Figure 1: Conceptual framework for assessing project impact and dependence on ecosystem services (Click to Enlarge)

Why Use the Ecosystems Services Review for Impact Assessments?

The ESR for IA helps social and environmental impact assessment practitioners deliver the following:
  • Systematic integration of environmental and socio-economic issues.
  • Assessment of project dependence on ecosystem services.
  • Consideration of multi-scale impacts and dependence.
  • Identification of indirect and cumulative impacts.
  • Identification, communication, and negotiation with stakeholders.
  • Comply with the new International Finance Corporation (IFC) performance standards.

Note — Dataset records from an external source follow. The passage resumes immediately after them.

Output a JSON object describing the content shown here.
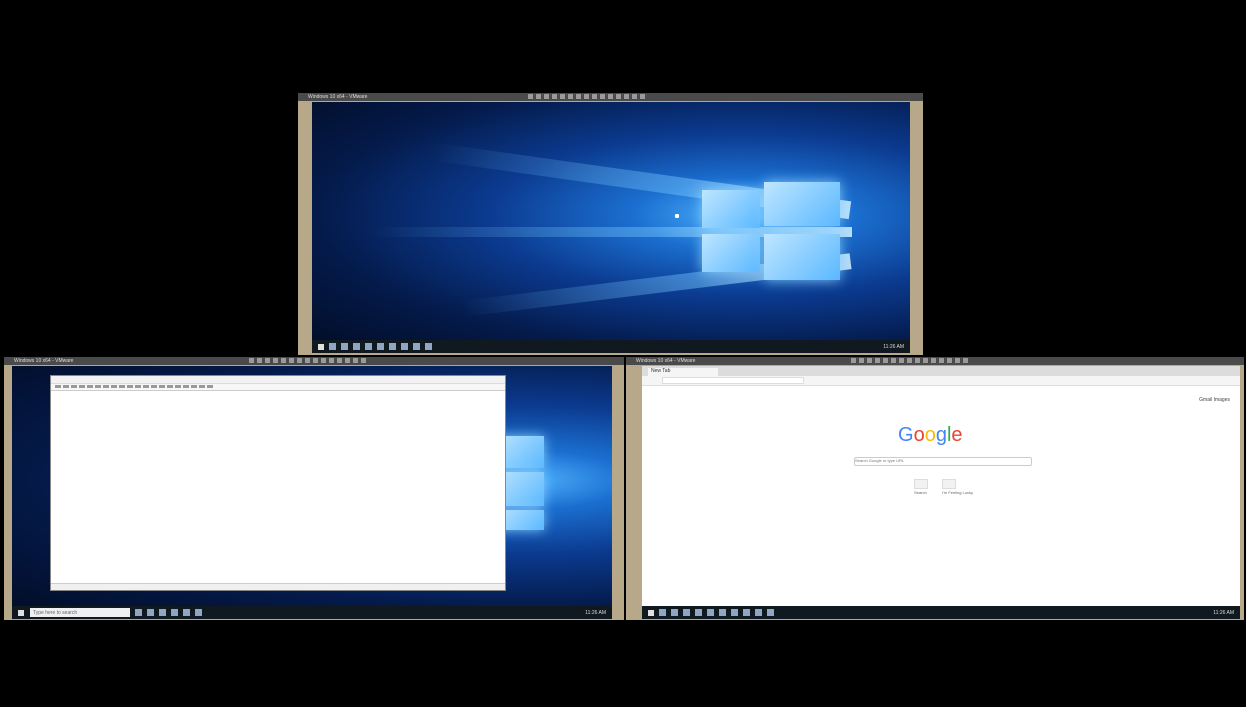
{
  "top_vm": {
    "title": "Windows 10 x64 - VMware",
    "clock": "11:26 AM"
  },
  "left_vm": {
    "title": "Windows 10 x64 - VMware",
    "taskbar_search": "Type here to search",
    "clock": "11:26 AM"
  },
  "right_vm": {
    "title": "Windows 10 x64 - VMware",
    "clock": "11:26 AM",
    "browser": {
      "tab_label": "New Tab",
      "url": "",
      "top_links": "Gmail  Images",
      "logo": {
        "G": "G",
        "o1": "o",
        "o2": "o",
        "g": "g",
        "l": "l",
        "e": "e"
      },
      "search_placeholder": "Search Google or type URL",
      "btn1": "Search",
      "btn2": "I'm Feeling Lucky"
    }
  }
}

Ecosystem Services Requirements in new IFC Performance Standards

Starting January 2012, IFC investments will be screened systematically for ecosystem service risks and impacts, which are mandated in multiple performance standards. These ecosystem service changes to the IFC standards are comprehensive and affect screening, mitigation, and compensation rules for future investments. They also include increased resources to strengthen IFC’s internal management capacity to assess ecosystem service risks and impacts. These additions to the performance standards complement existing requirements for safeguarding biodiversity and supporting sustainable natural resources management to reflect the importance of the environment for people’s health, culture and fundamental human rights.
The new standards include the following specific ecosystem services requirements:
  • Performance Standard 1-Assessment and Management of Environmental and Social Risks and Impacts – Identify all reasonably expected risks and impacts related to ecosystem services and use a broader definition of a project’s area of influence, which now includes indirect project impact on ecosystem services upon which Affected Communities’ livelihoods are dependent.
  • Performance Standard 4-Community Health, Safety, and Security – Assess and manage health, safety, and security risks to communities resulting from direct project impact on provisioning and regulating ecosystem services such as the loss of buffer areas (e.g., wetlands, mangroves, or upland forests.
  • Performance Standards 5-Land Acquisition and Involuntary Resettlement – Assess impacts on and compensate for loss of provisioning ecosystem services resulting from land acquisition and involuntary resettlement.
  • Performance Standard 6-Biodiversity Conservation and Sustainable Management of Living Natural Resources – Carry out a systematic review (including participation of Affected Communities) of all ecosystem services a project will impact or is dependent upon to identify priority ecosystem services, and avoid, minimize, and mitigate impacts on priority ecosystem services for which a client has direct management control or significant influence.
  • Performance Standard 7-Indigenous Peoples – Assess provisioning and cultural ecosystem services when examining projects affecting Indigenous Peoples.
  • Performance Standard 8-Cultural Heritage – Maintain or restore any ecosystem processes and ecosystem services when replicable cultural heritage is removed.